Slide background
Slide background
Slide background
Slide background

Presidents Message - Ruminations Per Minute (RPM)

Everything I learned about racing I learned from Paul Newman.

In the late 1990’s I had the pleasure of being the chief instructor for the North East Region of the Ferrari Club of America. I had a 308 GTB race car, but primarily drove BMW CCA, and Trackmasters events. I did a few Ferrari Club events here and there, but my skills on the track and my ability to instruct I got from BMW CCA driving schools. Those skills and the network of instructors I knew from instructing with various chapters of the BMW CCA got me the job. In 1997 I had a student at a FCA event who was an investment banker on Wall Street who had a .Com client that wanted to sponsor a couple of Challenge cars. I got some sponsorship dollars and did four races.

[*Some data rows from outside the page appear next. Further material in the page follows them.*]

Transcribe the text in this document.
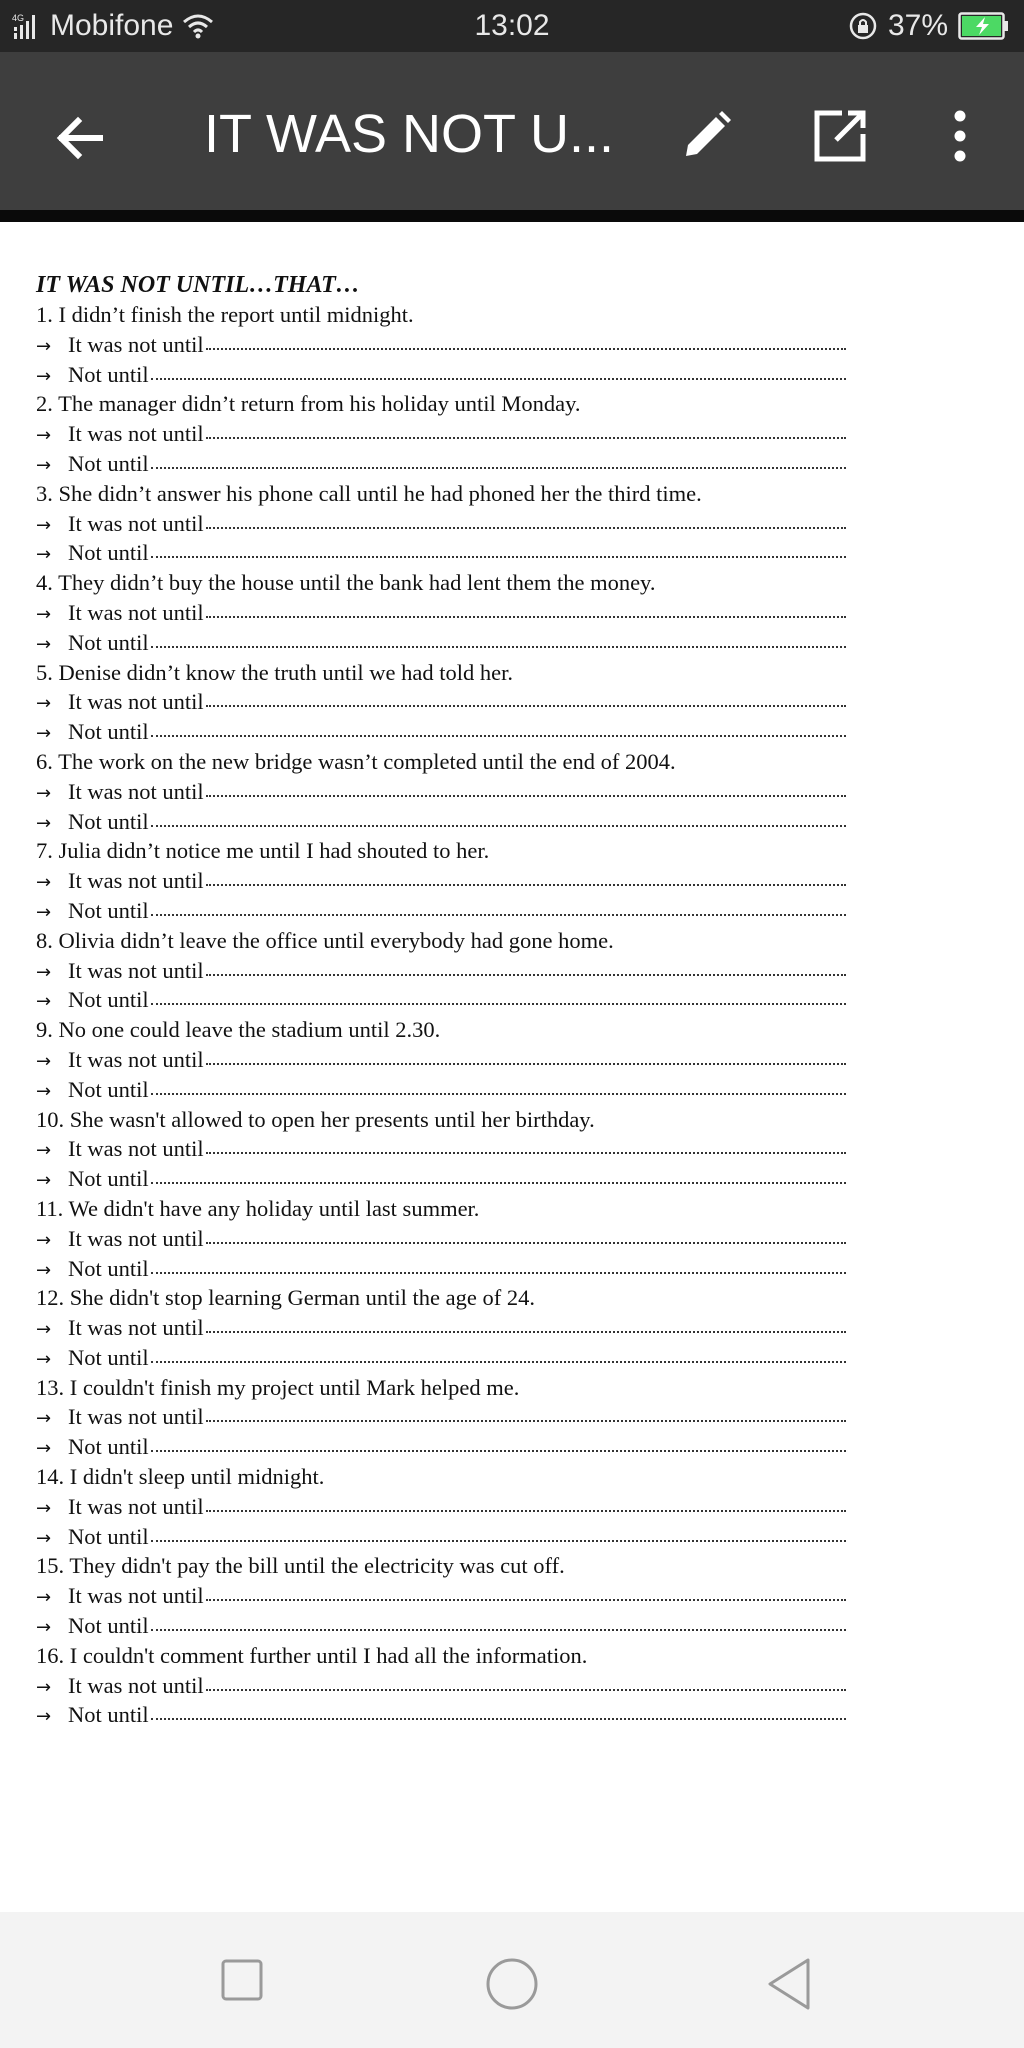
4G Mobifone	13:02	37%
IT WAS NOT U...
IT WAS NOT UNTIL…THAT…
1. I didn’t finish the report until midnight.
→ It was not until
→ Not until
2. The manager didn’t return from his holiday until Monday.
→ It was not until
→ Not until
3. She didn’t answer his phone call until he had phoned her the third time.
→ It was not until
→ Not until
4. They didn’t buy the house until the bank had lent them the money.
→ It was not until
→ Not until
5. Denise didn’t know the truth until we had told her.
→ It was not until
→ Not until
6. The work on the new bridge wasn’t completed until the end of 2004.
→ It was not until
→ Not until
7. Julia didn’t notice me until I had shouted to her.
→ It was not until
→ Not until
8. Olivia didn’t leave the office until everybody had gone home.
→ It was not until
→ Not until
9. No one could leave the stadium until 2.30.
→ It was not until
→ Not until
10. She wasn't allowed to open her presents until her birthday.
→ It was not until
→ Not until
11. We didn't have any holiday until last summer.
→ It was not until
→ Not until
12. She didn't stop learning German until the age of 24.
→ It was not until
→ Not until
13. I couldn't finish my project until Mark helped me.
→ It was not until
→ Not until
14. I didn't sleep until midnight.
→ It was not until
→ Not until
15. They didn't pay the bill until the electricity was cut off.
→ It was not until
→ Not until
16. I couldn't comment further until I had all the information.
→ It was not until
→ Not until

A word about the Ferrari Challenge, these guys are LOADED, I was totally out of their league. They would think nothing of wrecking a car and buying the spare car Ferrari North America brought with them so they could race the rest of the weekend. I once saw a driver wreck on his first lap out, the team had his spare car out of the trailer by the time he was back in the pits, he then took that one out and wrecked on the SECOND lap. More money than talent in some cases.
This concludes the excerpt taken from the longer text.